Likewise, traditionalists are fond of the revisions of post-Vatican II language of the liturgy back to a more pre-Vatican II style because it resists the “argot of secular modernity” and re-establishes the boundaries between Catholic and, say, Protestant praying, lines that some think were blurred by the reform council of the 1960s and its rethinking of Catholic relationships toward other Christians and other faiths.

So some celebrate the new edginess, the re-establishment of old divisions, the new “muscular” Christianity.

What an unfortunate comparison. What a shame that identity for some depends on revitalizing old divisions that led to destructive hatreds.

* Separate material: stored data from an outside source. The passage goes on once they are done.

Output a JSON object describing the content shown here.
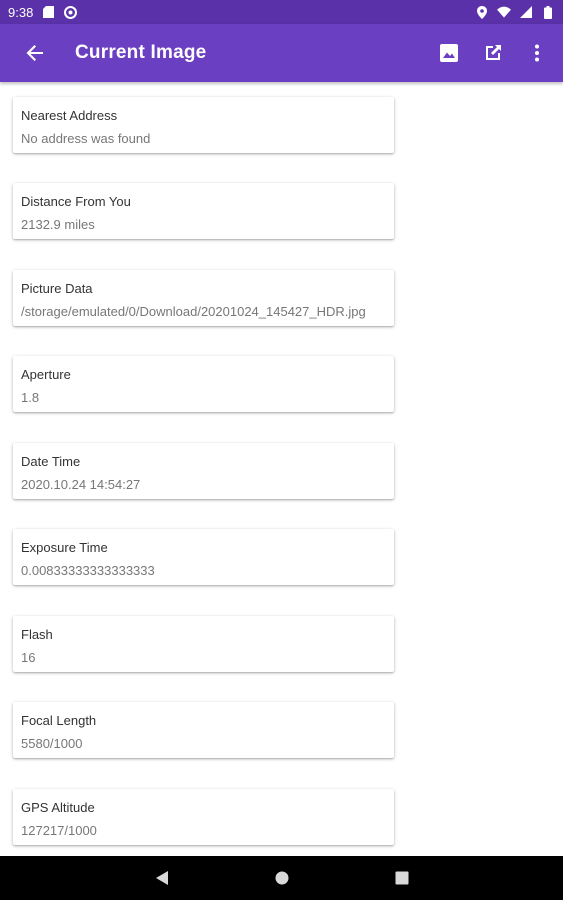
{
  "status_bar": {
    "time": "9:38"
  },
  "app_bar": {
    "title": "Current Image"
  },
  "fields": [
    {
      "label": "Nearest Address",
      "value": "No address was found"
    },
    {
      "label": "Distance From You",
      "value": "2132.9 miles"
    },
    {
      "label": "Picture Data",
      "value": "/storage/emulated/0/Download/20201024_145427_HDR.jpg"
    },
    {
      "label": "Aperture",
      "value": "1.8"
    },
    {
      "label": "Date Time",
      "value": "2020.10.24 14:54:27"
    },
    {
      "label": "Exposure Time",
      "value": "0.00833333333333333"
    },
    {
      "label": "Flash",
      "value": "16"
    },
    {
      "label": "Focal Length",
      "value": "5580/1000"
    },
    {
      "label": "GPS Altitude",
      "value": "127217/1000"
    }
  ],
  "colors": {
    "status_bar": "#5a31a8",
    "app_bar": "#6b3fc1",
    "nav_bar": "#000000"
  },
  "icons": {
    "status_left": [
      "sd-card-icon",
      "sync-icon"
    ],
    "status_right": [
      "location-icon",
      "wifi-icon",
      "signal-icon",
      "battery-icon"
    ],
    "app_bar": [
      "back-arrow-icon",
      "image-icon",
      "open-external-icon",
      "more-vert-icon"
    ],
    "nav": [
      "nav-back-icon",
      "nav-home-icon",
      "nav-recents-icon"
    ]
  }
}
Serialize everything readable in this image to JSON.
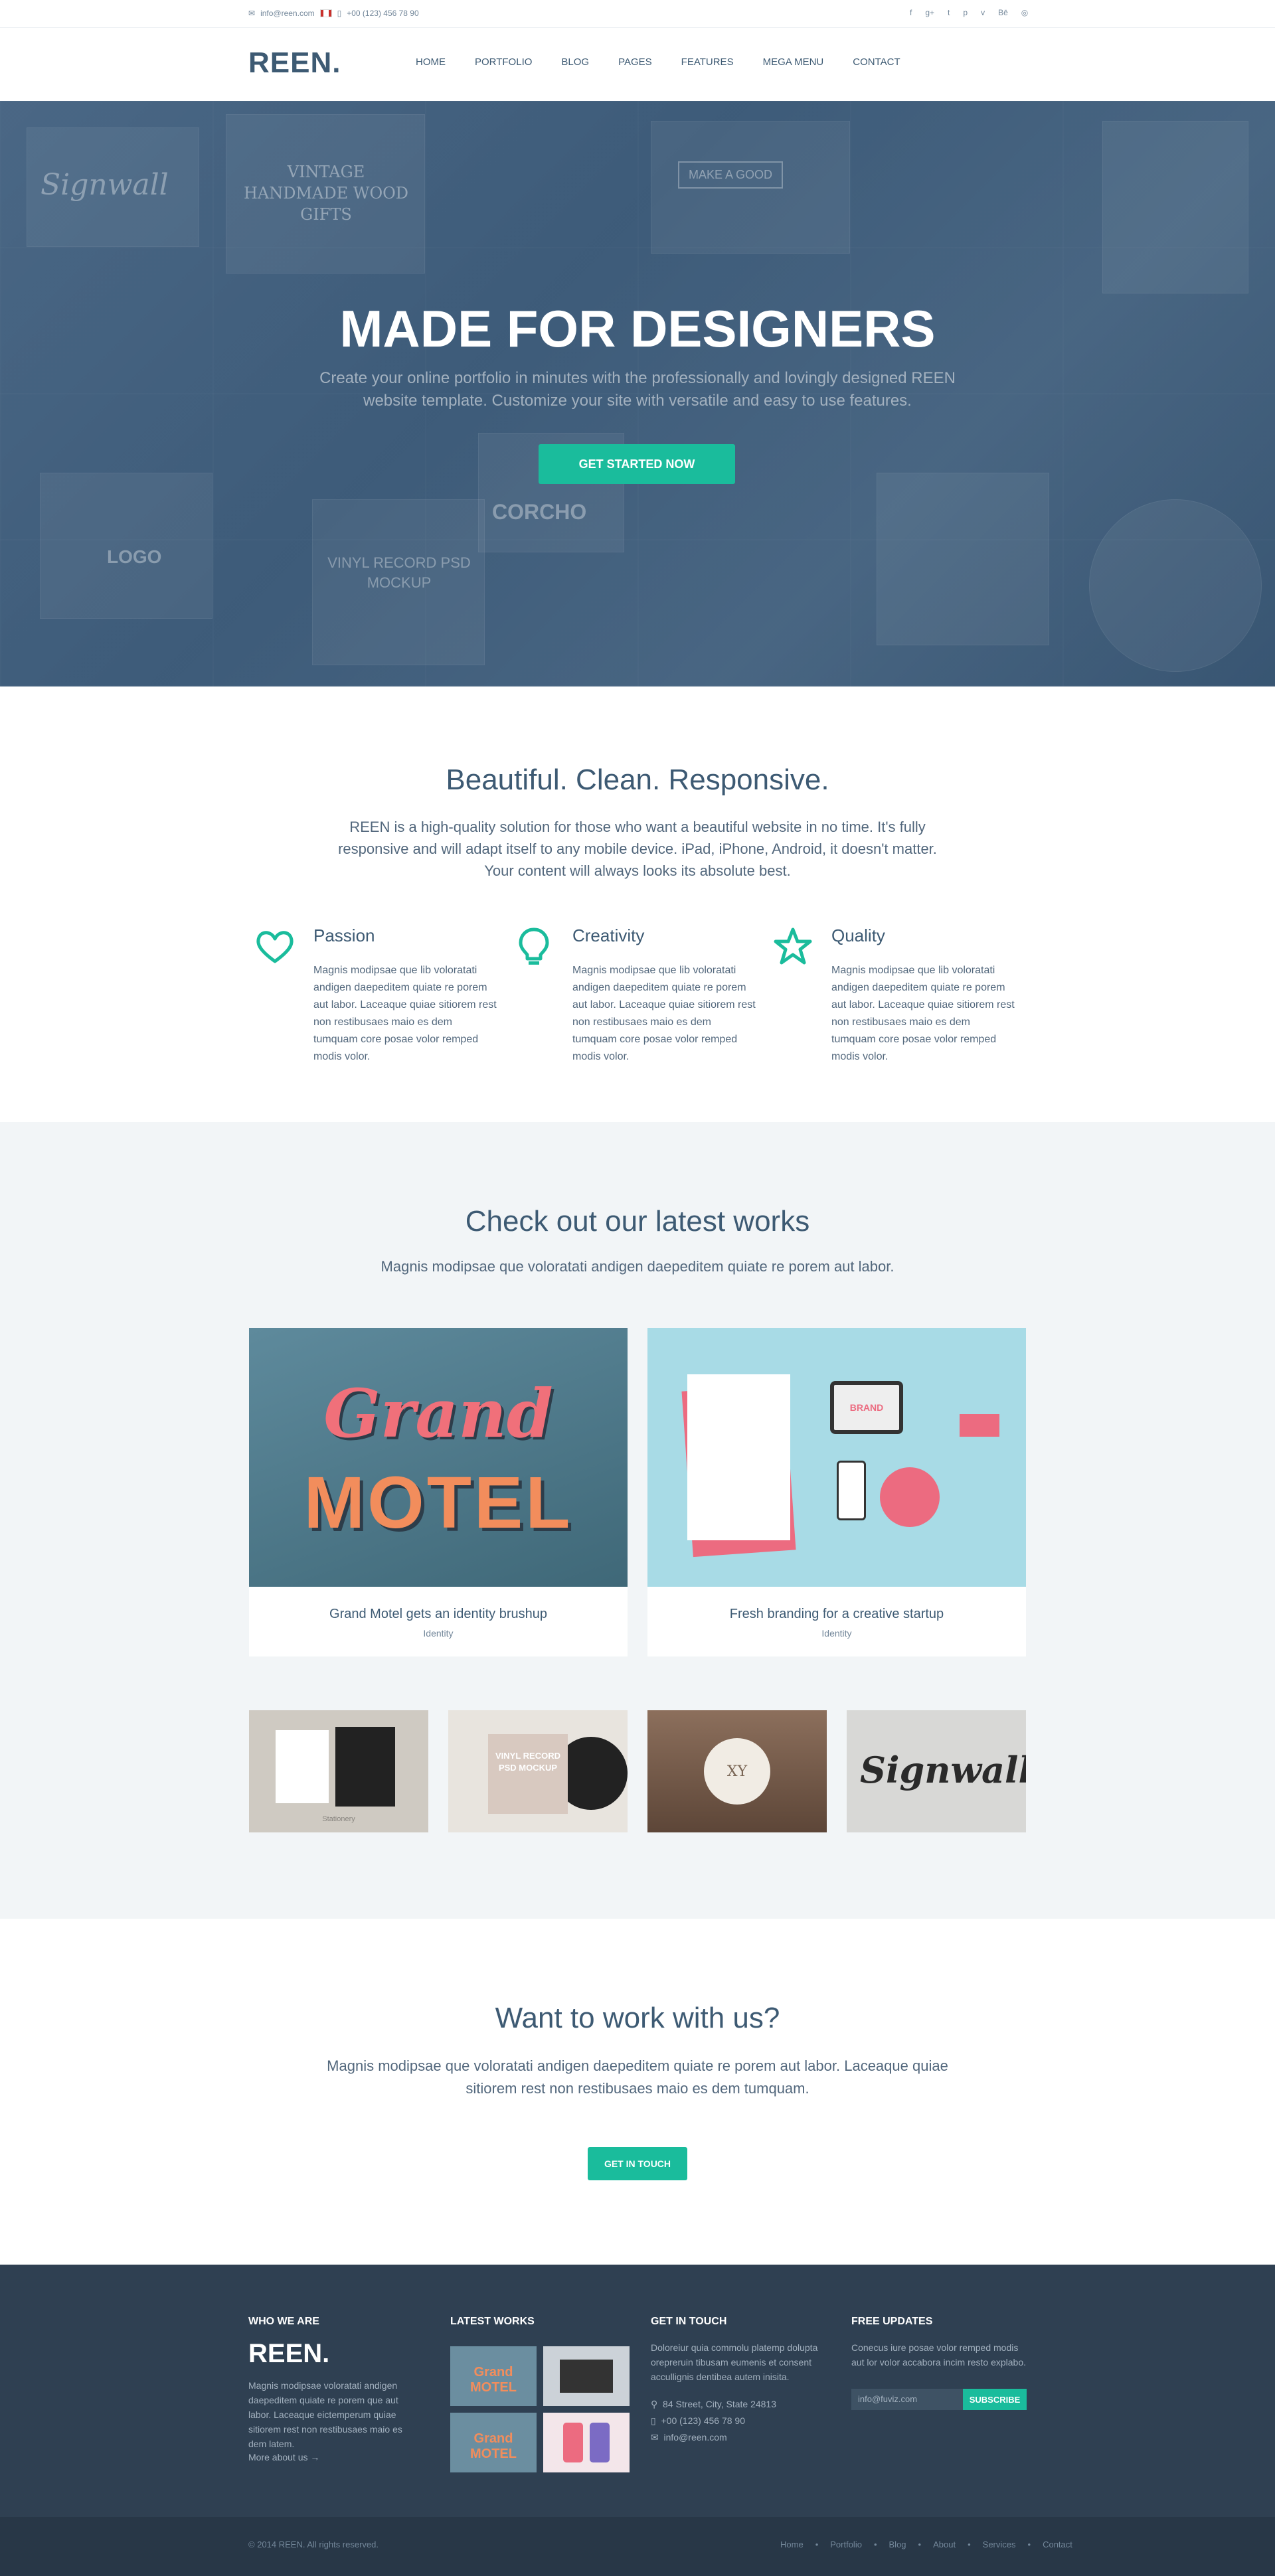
{
  "topbar": {
    "email": "info@reen.com",
    "phone": "+00 (123) 456 78 90",
    "social_icons": [
      "facebook-icon",
      "google-plus-icon",
      "twitter-icon",
      "pinterest-icon",
      "vimeo-icon",
      "behance-icon",
      "dribbble-icon"
    ]
  },
  "header": {
    "logo": "REEN.",
    "nav": [
      "HOME",
      "PORTFOLIO",
      "BLOG",
      "PAGES",
      "FEATURES",
      "MEGA MENU",
      "CONTACT"
    ]
  },
  "hero": {
    "title": "MADE FOR DESIGNERS",
    "subtitle": "Create your online portfolio in minutes with the professionally and lovingly designed REEN website template. Customize your site with versatile and easy to use features.",
    "button": "GET STARTED NOW",
    "tiles": [
      "Signwall",
      "VINTAGE HANDMADE WOOD GIFTS",
      "MAKE A GOOD",
      "VINYL RECORD PSD MOCKUP",
      "CORCHO",
      "LOGO"
    ]
  },
  "about": {
    "title": "Beautiful. Clean. Responsive.",
    "body": "REEN is a high-quality solution for those who want a beautiful website in no time. It's fully responsive and will adapt itself to any mobile device. iPad, iPhone, Android, it doesn't matter. Your content will always looks its absolute best.",
    "features": [
      {
        "icon": "heart-icon",
        "title": "Passion",
        "text": "Magnis modipsae que lib voloratati andigen daepeditem quiate re porem aut labor. Laceaque quiae sitiorem rest non restibusaes maio es dem tumquam core posae volor remped modis volor."
      },
      {
        "icon": "lightbulb-icon",
        "title": "Creativity",
        "text": "Magnis modipsae que lib voloratati andigen daepeditem quiate re porem aut labor. Laceaque quiae sitiorem rest non restibusaes maio es dem tumquam core posae volor remped modis volor."
      },
      {
        "icon": "star-icon",
        "title": "Quality",
        "text": "Magnis modipsae que lib voloratati andigen daepeditem quiate re porem aut labor. Laceaque quiae sitiorem rest non restibusaes maio es dem tumquam core posae volor remped modis volor."
      }
    ]
  },
  "works": {
    "title": "Check out our latest works",
    "subtitle": "Magnis modipsae que voloratati andigen daepeditem quiate re porem aut labor.",
    "featured": [
      {
        "caption": "Grand Motel gets an identity brushup",
        "tag": "Identity",
        "art_line1": "Grand",
        "art_line2": "MOTEL"
      },
      {
        "caption": "Fresh branding for a creative startup",
        "tag": "Identity",
        "art": "BRAND"
      }
    ],
    "thumbs": [
      {
        "art": "Stationery"
      },
      {
        "art": "VINYL RECORD PSD MOCKUP"
      },
      {
        "art": "XY"
      },
      {
        "art": "Signwall"
      }
    ]
  },
  "cta": {
    "title": "Want to work with us?",
    "body": "Magnis modipsae que voloratati andigen daepeditem quiate re porem aut labor. Laceaque quiae sitiorem rest non restibusaes maio es dem tumquam.",
    "button": "GET IN TOUCH"
  },
  "footer": {
    "who": {
      "title": "WHO WE ARE",
      "logo": "REEN.",
      "text": "Magnis modipsae voloratati andigen daepeditem quiate re porem que aut labor. Laceaque eictemperum quiae sitiorem rest non restibusaes maio es dem latem.",
      "more": "More about us →"
    },
    "latest": {
      "title": "LATEST WORKS",
      "thumbs": [
        "Grand MOTEL",
        "laptop",
        "Grand MOTEL",
        "phones"
      ]
    },
    "touch": {
      "title": "GET IN TOUCH",
      "text": "Doloreiur quia commolu platemp dolupta orepreruin tibusam eumenis et consent accullignis dentibea autem inisita.",
      "address": "84 Street, City, State 24813",
      "phone": "+00 (123) 456 78 90",
      "email": "info@reen.com"
    },
    "updates": {
      "title": "FREE UPDATES",
      "text": "Conecus iure posae volor remped modis aut lor volor accabora incim resto explabo.",
      "placeholder": "info@fuviz.com",
      "button": "SUBSCRIBE"
    },
    "copyright": "© 2014 REEN. All rights reserved.",
    "links": [
      "Home",
      "Portfolio",
      "Blog",
      "About",
      "Services",
      "Contact"
    ]
  },
  "colors": {
    "accent": "#1abc9c",
    "primary_text": "#3d5a73",
    "hero_subtitle": "#a3b1bf",
    "footer_bg": "#2f4052",
    "works_bg": "#f2f5f7"
  }
}
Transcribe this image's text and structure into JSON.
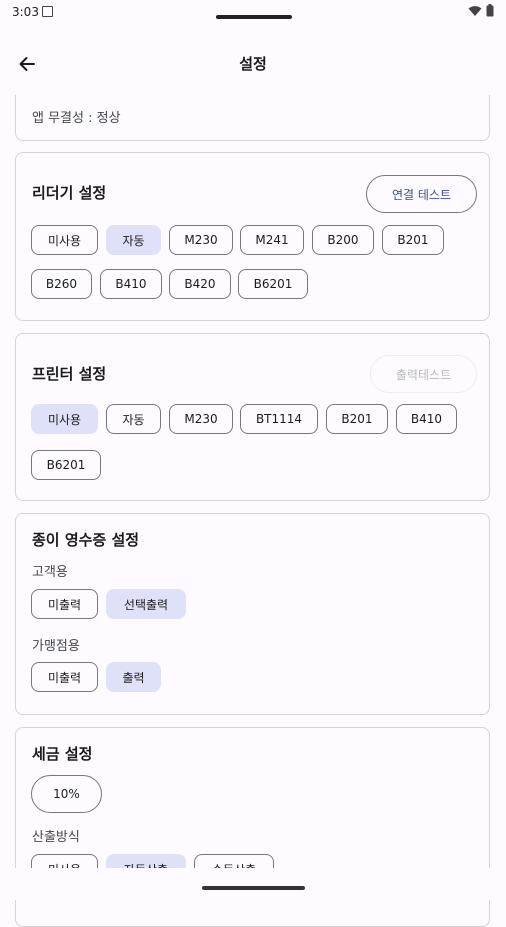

It has been interesting -- and a source of pride among some Catholics -- to have witnessed a number of priests and Catholic scholars in recent television discussions of “The Passion.” They brought a welcome theological sophistication to the discussion of history as well as scriptural texts and a much deeper understanding of Jewish life and history than many others who also weighed in on the film. Such understanding is the result of decades of work, beginning with Vatican II and the new understanding it brought to relationships between Catholics and non-Christian faiths, particularly with Jews.

Is something lost as the rough edges of old distinctions and differences are rubbed away with understanding, or is something greater gained?

In reviving old differences and language that resets the barriers do we rediscover identity or merely shrink back into the comfort of what we know, to a definition of a God that depends on us, on what we determine God to be, on the limits of our imaginations, and not God’s imagination?

Joseph Cunneen, in his review of “The Passion,” quotes Oblate Fr. Ronald Rolheiser’s understanding of the Passion not as a catalogue of physical suffering on the way to death but rather as “a certain submissive helplessness he had to undergo in counter-distinction to his power and activity … a helplessness extremely fruitful for him and the rest of us.” (See story)

Maybe it is not so much muscularity, but fear of such helplessness and uncertainty that pushes us to reinstate the old boundaries and to keep within comfortable definitions. For if we allow God to act without regard to borders around nations or faiths -- the first step in the fight against hatred -- then the work of believing becomes a bit more complex and demanding, but perhaps also more fruitful.